Если говорить честно, браться за предложенное дело мне вовсе не хотелось. Нет-нет, отнюдь из-за лени, – этого недостатка за мной, вроде, не водится. Тут все было гораздо тоньше.
Дмитрий Викторович Лалаев, – так представился толстячок, работал в фирме «Марат», располагавшейся в двух кварталах от моего дома.
Я как раз проходил мимо центрального офиса сего заведения, возвращаясь домой из компьютерного супермаркета с обновкой для Приятеля – прикупил на пробу плоский монитор за пять тысяч марок.

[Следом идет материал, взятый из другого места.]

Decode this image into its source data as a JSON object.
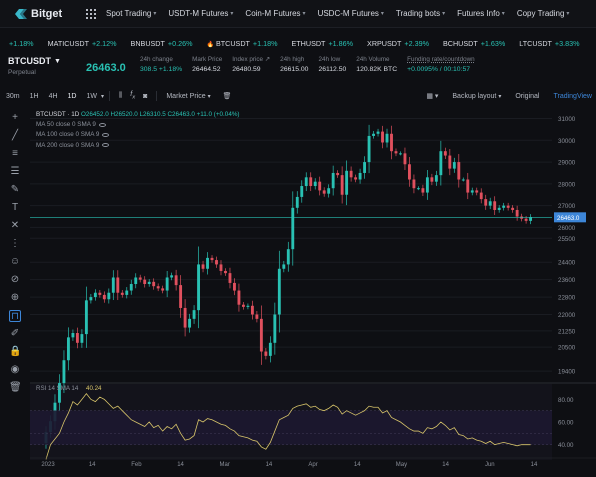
{
  "nav": {
    "logo_text": "Bitget",
    "items": [
      {
        "label": "Spot Trading"
      },
      {
        "label": "USDT-M Futures"
      },
      {
        "label": "Coin-M Futures"
      },
      {
        "label": "USDC-M Futures"
      },
      {
        "label": "Trading bots"
      },
      {
        "label": "Futures Info"
      },
      {
        "label": "Copy Trading"
      }
    ]
  },
  "ticker": [
    {
      "symbol": "",
      "change": "+1.18%",
      "hot": false
    },
    {
      "symbol": "MATICUSDT",
      "change": "+2.12%",
      "hot": false
    },
    {
      "symbol": "BNBUSDT",
      "change": "+0.26%",
      "hot": false
    },
    {
      "symbol": "BTCUSDT",
      "change": "+1.18%",
      "hot": true
    },
    {
      "symbol": "ETHUSDT",
      "change": "+1.86%",
      "hot": false
    },
    {
      "symbol": "XRPUSDT",
      "change": "+2.39%",
      "hot": false
    },
    {
      "symbol": "BCHUSDT",
      "change": "+1.63%",
      "hot": false
    },
    {
      "symbol": "LTCUSDT",
      "change": "+3.83%",
      "hot": false
    }
  ],
  "market": {
    "symbol": "BTCUSDT",
    "sub": "Perpetual",
    "last_price": "26463.0",
    "stats": [
      {
        "label": "24h change",
        "value": "308.5 +1.18%",
        "green": true
      },
      {
        "label": "Mark Price",
        "value": "26464.52",
        "green": false
      },
      {
        "label": "Index price",
        "value": "26480.59",
        "green": false
      },
      {
        "label": "24h high",
        "value": "26615.00",
        "green": false
      },
      {
        "label": "24h low",
        "value": "26112.50",
        "green": false
      },
      {
        "label": "24h Volume",
        "value": "120.82K BTC",
        "green": false
      },
      {
        "label": "Funding rate/countdown",
        "value": "+0.0095% / 00:10:57",
        "green": true
      }
    ]
  },
  "toolbar": {
    "timeframes": [
      "30m",
      "1H",
      "4H",
      "1D",
      "1W"
    ],
    "selected_tf": "1D",
    "price_type": "Market Price",
    "backup_layout": "Backup layout",
    "original": "Original",
    "tradingview": "TradingView"
  },
  "legend": {
    "title": "BTCUSDT · 1D",
    "ohlc": "O26452.0 H26520.0 L26310.5 C26463.0 +11.0 (+0.04%)",
    "ma": [
      "MA 50 close 0 SMA 9",
      "MA 100 close 0 SMA 9",
      "MA 200 close 0 SMA 9"
    ]
  },
  "rsi": {
    "label": "RSI 14 SMA 14",
    "value": "40.24"
  },
  "chart_data": {
    "type": "candlestick",
    "price_axis_ticks": [
      31000,
      30000,
      29000,
      28000,
      27000,
      26000,
      25500,
      24400,
      23600,
      22800,
      22000,
      21250,
      20500,
      19400
    ],
    "current_price_label": "26463.0",
    "price_range": [
      18900,
      31300
    ],
    "x_ticks": [
      "2023",
      "14",
      "Feb",
      "14",
      "Mar",
      "14",
      "Apr",
      "14",
      "May",
      "14",
      "Jun",
      "14"
    ],
    "rsi_ticks": [
      80,
      60,
      40
    ],
    "rsi_range": [
      30,
      90
    ],
    "closes": [
      16600,
      17100,
      17950,
      18850,
      19900,
      20950,
      21150,
      20700,
      21100,
      22650,
      22800,
      23000,
      22900,
      22700,
      23000,
      23700,
      23000,
      22900,
      23100,
      23400,
      23700,
      23600,
      23400,
      23500,
      23300,
      23200,
      23100,
      23700,
      23800,
      23350,
      22300,
      21400,
      21800,
      22200,
      24300,
      24100,
      24600,
      24500,
      24300,
      24000,
      23900,
      23450,
      23100,
      22450,
      22350,
      22400,
      22000,
      21800,
      20300,
      20100,
      20700,
      22000,
      24100,
      24300,
      25000,
      26900,
      27400,
      27900,
      28300,
      27900,
      28100,
      27700,
      27550,
      27800,
      28500,
      28400,
      27500,
      28600,
      28300,
      28200,
      28500,
      29000,
      30200,
      30300,
      30400,
      29900,
      30300,
      29500,
      29400,
      29400,
      28900,
      28200,
      27800,
      27800,
      27600,
      28300,
      28100,
      28400,
      29500,
      29300,
      28700,
      29000,
      28200,
      28200,
      27600,
      27700,
      27600,
      27300,
      27000,
      27200,
      26800,
      26900,
      27000,
      26900,
      26800,
      26500,
      26400,
      26300,
      26463
    ],
    "rsi": [
      27,
      40,
      45,
      50,
      60,
      68,
      78,
      75,
      80,
      85,
      80,
      78,
      82,
      80,
      76,
      72,
      74,
      70,
      66,
      62,
      60,
      58,
      56,
      60,
      55,
      57,
      52,
      56,
      54,
      58,
      50,
      44,
      45,
      48,
      62,
      60,
      63,
      62,
      60,
      58,
      57,
      54,
      52,
      48,
      47,
      46,
      44,
      43,
      38,
      36,
      42,
      52,
      62,
      64,
      66,
      72,
      74,
      75,
      76,
      73,
      74,
      71,
      70,
      72,
      75,
      73,
      67,
      70,
      68,
      66,
      68,
      70,
      74,
      73,
      73,
      68,
      70,
      64,
      62,
      60,
      57,
      54,
      52,
      52,
      50,
      55,
      54,
      56,
      60,
      57,
      53,
      55,
      49,
      48,
      45,
      46,
      44,
      43,
      41,
      43,
      40,
      41,
      42,
      41,
      40,
      39,
      40,
      40,
      40
    ]
  }
}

Возле двери своей квартиры я застал топтавшегося на крыльце визитера, который настойчиво давил на кнопку звонка, словно пытаясь таким магическим действием материализовать хоязина, явно отсуствовавшего внутри помещения.
Можно сказать, что эта операция удалась – когда я добрел до крыльца, толстячок нажимал кнопку в седьмой, по моим подсчетам, раз.

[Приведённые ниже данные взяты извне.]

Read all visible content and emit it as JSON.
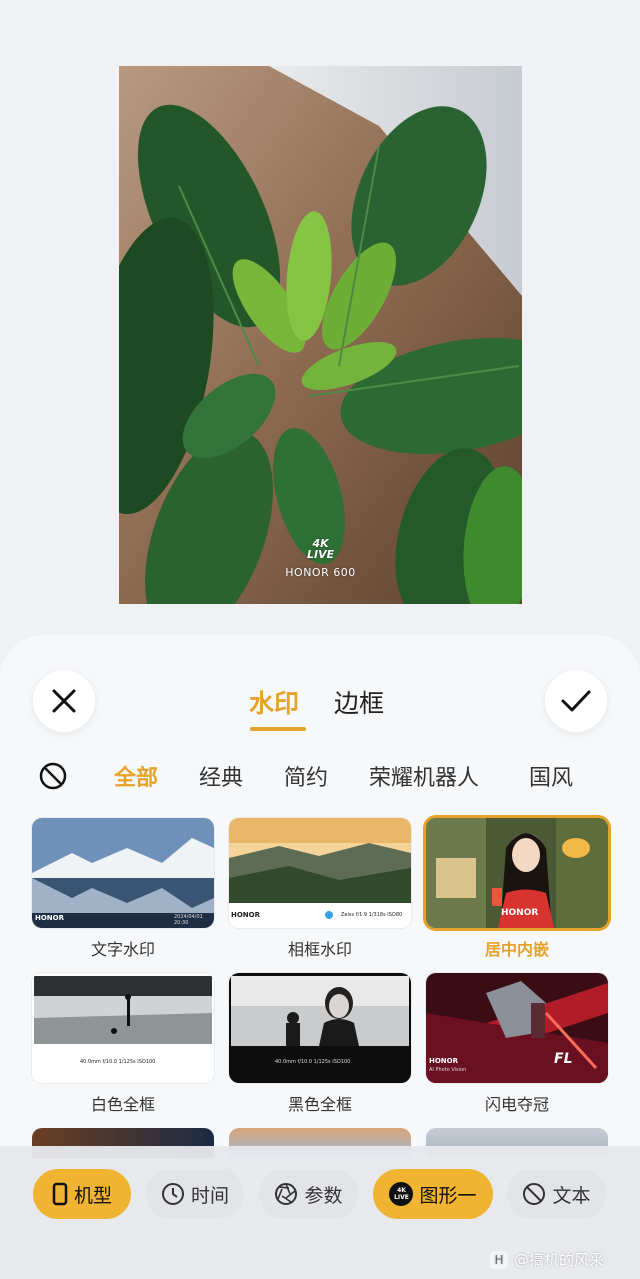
{
  "preview": {
    "badge_top": "4K",
    "badge_bottom": "LIVE",
    "brand": "HONOR 600"
  },
  "tabs": [
    {
      "label": "水印",
      "active": true
    },
    {
      "label": "边框",
      "active": false
    }
  ],
  "categories": [
    {
      "label": "全部",
      "active": true
    },
    {
      "label": "经典",
      "active": false
    },
    {
      "label": "简约",
      "active": false
    },
    {
      "label": "荣耀机器人",
      "active": false
    },
    {
      "label": "国风",
      "active": false
    }
  ],
  "templates": [
    {
      "label": "文字水印",
      "selected": false,
      "strip_brand": "HONOR",
      "strip_meta": "2024/04/01 20:30"
    },
    {
      "label": "相框水印",
      "selected": false,
      "strip_brand": "HONOR",
      "strip_meta": "Zeiss f/1.9 1/318s ISO80"
    },
    {
      "label": "居中内嵌",
      "selected": true,
      "strip_brand": "HONOR"
    },
    {
      "label": "白色全框",
      "selected": false,
      "strip_meta": "40.0mm  f/10.0  1/125s  ISO100"
    },
    {
      "label": "黑色全框",
      "selected": false,
      "strip_meta": "40.0mm  f/10.0  1/125s  ISO100"
    },
    {
      "label": "闪电夺冠",
      "selected": false,
      "strip_brand": "HONOR",
      "strip_meta": "AI Photo Vision",
      "art_text": "FL"
    }
  ],
  "toolbar": [
    {
      "label": "机型",
      "icon": "phone-icon",
      "active": true
    },
    {
      "label": "时间",
      "icon": "clock-icon",
      "active": false
    },
    {
      "label": "参数",
      "icon": "aperture-icon",
      "active": false
    },
    {
      "label": "图形一",
      "icon": "4k-live-icon",
      "active": true,
      "icon_text": "4K LIVE"
    },
    {
      "label": "文本",
      "icon": "no-text-icon",
      "active": false
    }
  ],
  "footer": {
    "text": "@搞机的风采",
    "box": "H"
  },
  "colors": {
    "accent": "#e6a228",
    "chip_active": "#f0b432"
  }
}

– Вы не подскажете, – обернулся он ко мне, – где я могу увидеть...
– Здесь и уже, – ответил я, доставая из кармана связку ключей.
– Что вы имеете в виду? – озабоченно поинтересовался гость.
– Можете увидеть здесь и уже видите, – ответил я без особого энтузиазма.
– Ах, так вы и есть тот самый Валерий Мареев?! – обрадованно всплеснул руками толстячок. – Знаете, а я ведь к вам!
– Я уже догадался, – заверил я его. – Может вы пройдете или предпочитаете рассказывать мне о своих проблемах на пороге?
К этому времени я уже открыл дверь и ожидал, пока гость перестанет размахивать руками и исторгать из себя восторженные звуки.
– Да-да, конечно, – тут же споткнулся он о порог, потом едва не сшиб плечом стоячую вешалку и, уже пройдя внутрь помещения, попытался проникнуть прямиком в сортир, перепутав двери.
– Вам сюда, – аккуратно, но твердо придал я его телу нужное направление, слегка подтолкнув за локоть в сторону кухни.
Чтобы немного успокоить гостя, я напузырил ему чаю с валерианой. Лалаев немного расслабился и смог более-менее внятно изложить мне суть дела.
Дмитрий Викторович работал кадровиком в фирме «Марат». Уже одно это обстоятельство меня настораживало. Нет-нет, вы не подумайте чего такого.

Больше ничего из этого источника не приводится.